All companies go through evolving stages: startup, growth, expansion and eventual succession. In the startup stage, you, the shop owner, are in the trenches every day. You control most of the day-to-day operations and every decision and event involves you.
The startup stage can be exhausting. It’s the phase often called survival mode, and for a good reason. In this phase, problems and issues arise daily, even hourly. For new shop owners, each day is a day to learn, improve and make course corrections. However, stress, anxiety and burnout will occur if you are in this phase too long.
Eventually, most business owners realize that to grow, they must do things differently. They understand that the financial side of the business is critical. Employee involvement becomes another essential component. For many, reaching out and networking within the industry becomes vital in expanding their business knowledge.
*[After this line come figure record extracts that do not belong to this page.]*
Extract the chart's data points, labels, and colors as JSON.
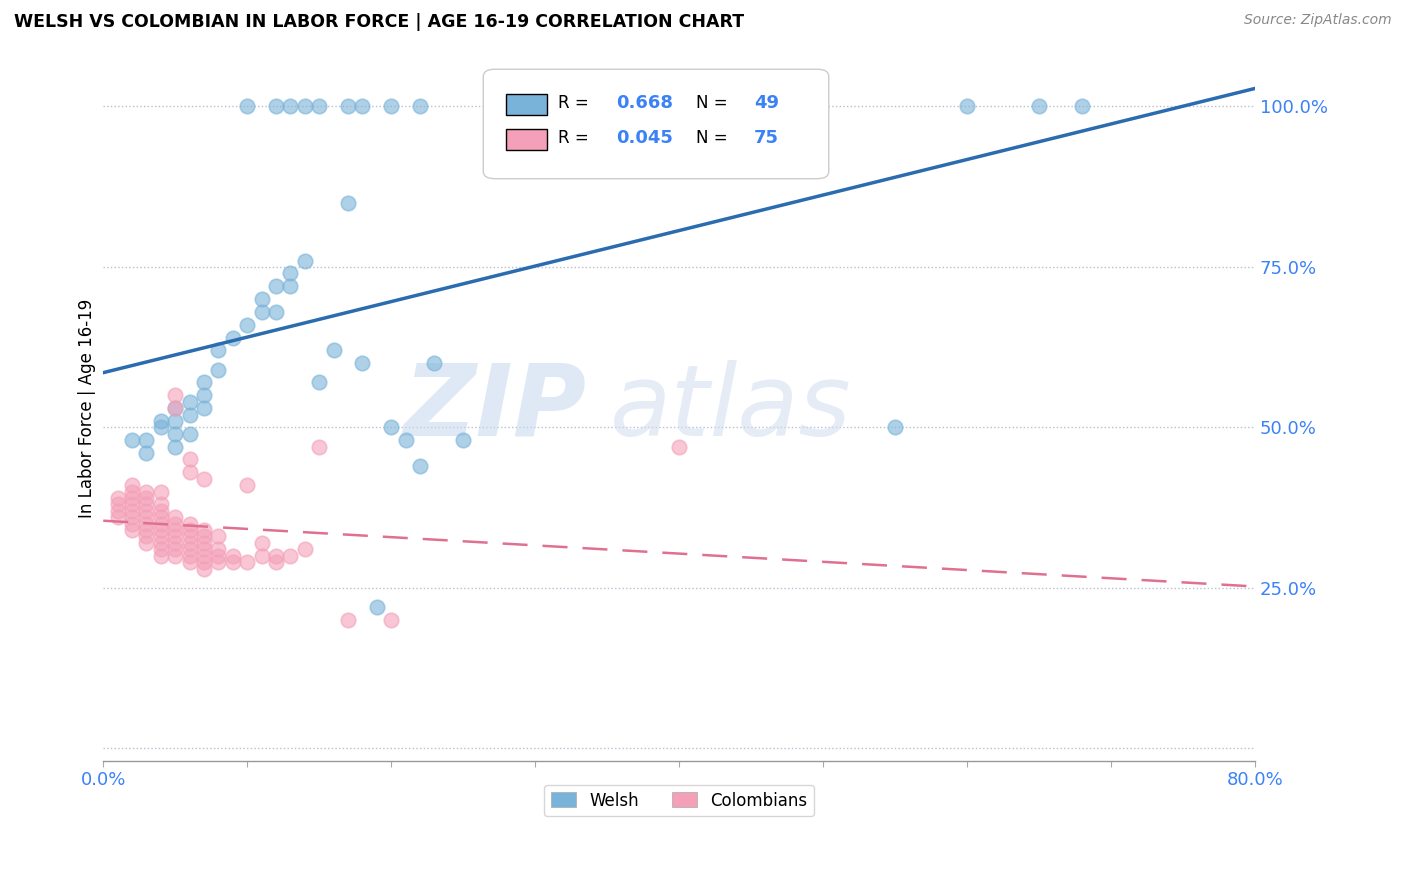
{
  "title": "WELSH VS COLOMBIAN IN LABOR FORCE | AGE 16-19 CORRELATION CHART",
  "source": "Source: ZipAtlas.com",
  "ylabel": "In Labor Force | Age 16-19",
  "xlim": [
    0.0,
    0.8
  ],
  "ylim": [
    -0.02,
    1.08
  ],
  "welsh_color": "#7ab3d9",
  "colombian_color": "#f4a0b8",
  "welsh_line_color": "#2b6cb0",
  "colombian_line_color": "#e07090",
  "tick_color": "#3b82f6",
  "welsh_R": 0.668,
  "welsh_N": 49,
  "colombian_R": 0.045,
  "colombian_N": 75,
  "watermark_zip": "ZIP",
  "watermark_atlas": "atlas",
  "legend_welsh": "Welsh",
  "legend_colombian": "Colombians",
  "welsh_x": [
    0.02,
    0.03,
    0.03,
    0.04,
    0.04,
    0.05,
    0.05,
    0.05,
    0.05,
    0.06,
    0.06,
    0.06,
    0.07,
    0.07,
    0.07,
    0.08,
    0.08,
    0.09,
    0.1,
    0.11,
    0.11,
    0.12,
    0.12,
    0.13,
    0.13,
    0.14,
    0.15,
    0.16,
    0.17,
    0.18,
    0.19,
    0.2,
    0.21,
    0.22,
    0.23,
    0.25,
    0.1,
    0.12,
    0.13,
    0.14,
    0.15,
    0.17,
    0.18,
    0.2,
    0.22,
    0.55,
    0.6,
    0.65,
    0.68
  ],
  "welsh_y": [
    0.48,
    0.46,
    0.48,
    0.5,
    0.51,
    0.47,
    0.49,
    0.51,
    0.53,
    0.49,
    0.52,
    0.54,
    0.53,
    0.55,
    0.57,
    0.59,
    0.62,
    0.64,
    0.66,
    0.68,
    0.7,
    0.72,
    0.68,
    0.72,
    0.74,
    0.76,
    0.57,
    0.62,
    0.85,
    0.6,
    0.22,
    0.5,
    0.48,
    0.44,
    0.6,
    0.48,
    1.0,
    1.0,
    1.0,
    1.0,
    1.0,
    1.0,
    1.0,
    1.0,
    1.0,
    0.5,
    1.0,
    1.0,
    1.0
  ],
  "colombian_x": [
    0.01,
    0.01,
    0.01,
    0.01,
    0.02,
    0.02,
    0.02,
    0.02,
    0.02,
    0.02,
    0.02,
    0.02,
    0.03,
    0.03,
    0.03,
    0.03,
    0.03,
    0.03,
    0.03,
    0.03,
    0.03,
    0.04,
    0.04,
    0.04,
    0.04,
    0.04,
    0.04,
    0.04,
    0.04,
    0.04,
    0.04,
    0.05,
    0.05,
    0.05,
    0.05,
    0.05,
    0.05,
    0.05,
    0.05,
    0.05,
    0.06,
    0.06,
    0.06,
    0.06,
    0.06,
    0.06,
    0.06,
    0.06,
    0.06,
    0.07,
    0.07,
    0.07,
    0.07,
    0.07,
    0.07,
    0.07,
    0.07,
    0.08,
    0.08,
    0.08,
    0.08,
    0.09,
    0.09,
    0.1,
    0.1,
    0.11,
    0.11,
    0.12,
    0.12,
    0.13,
    0.14,
    0.15,
    0.17,
    0.2,
    0.4
  ],
  "colombian_y": [
    0.36,
    0.37,
    0.38,
    0.39,
    0.34,
    0.35,
    0.36,
    0.37,
    0.38,
    0.39,
    0.4,
    0.41,
    0.32,
    0.33,
    0.34,
    0.35,
    0.36,
    0.37,
    0.38,
    0.39,
    0.4,
    0.3,
    0.31,
    0.32,
    0.33,
    0.34,
    0.35,
    0.36,
    0.37,
    0.38,
    0.4,
    0.3,
    0.31,
    0.32,
    0.33,
    0.34,
    0.35,
    0.36,
    0.53,
    0.55,
    0.29,
    0.3,
    0.31,
    0.32,
    0.33,
    0.34,
    0.35,
    0.43,
    0.45,
    0.28,
    0.29,
    0.3,
    0.31,
    0.32,
    0.33,
    0.34,
    0.42,
    0.29,
    0.3,
    0.31,
    0.33,
    0.29,
    0.3,
    0.29,
    0.41,
    0.3,
    0.32,
    0.29,
    0.3,
    0.3,
    0.31,
    0.47,
    0.2,
    0.2,
    0.47
  ]
}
As a shop owner, you easily relate to the early stages of business. However, moving out of the startup phase has its own set of issues. As your business evolves, you will find that you may not be in total control anymore, which is not necessarily a bad thing. Relying on systems, procedures and your employees becomes a sound strategy for sustained success. With due diligence and correct planning, things begin to come together as you continue to move forward into the following phases: growth and expansion. Whether you decide to continue to grow your one location or add more stores to your enterprise, it won’t be your lack of knowledge that becomes the biggest obstacle in your business journey. Instead, the people you surround yourself with will become the prime reason for either failure or success.
To continue growing your company, you must develop your leadership skills and build a superstar team. And while it may not be easy at first, letting go and allowing the people you put into place to do their job is another critical strategy. However, don’t fear. Letting go brings out the best in others. Trusting others makes them flourish in their positions, which helps to elevate them and your company to new levels. I am not suggesting absentee ownership, but the better your business runs without you, the more successful your company will become.
Another thing to consider is your eventual exit from the business. Building a superstar team must be part of your exit strategy. Your business is worth more when you, the owner, are not directly needed in the day-to-day.
One thing to be aware of as you grow your company: If you believe you cannot find the right people, that no one can do their job as well as you can, get over yourself. If this is your mindset, the one who will hold you back will be yourself.
The bottom line is this, if your plans include continuous growth and expansion, your biggest growing pains will be the people you employ if they are not the right fit for your company. Combining poor leadership with employing the wrong people will prevent you from achieving your long-term business goals. The better job you do at hiring and managing the right people, the more successful you will become.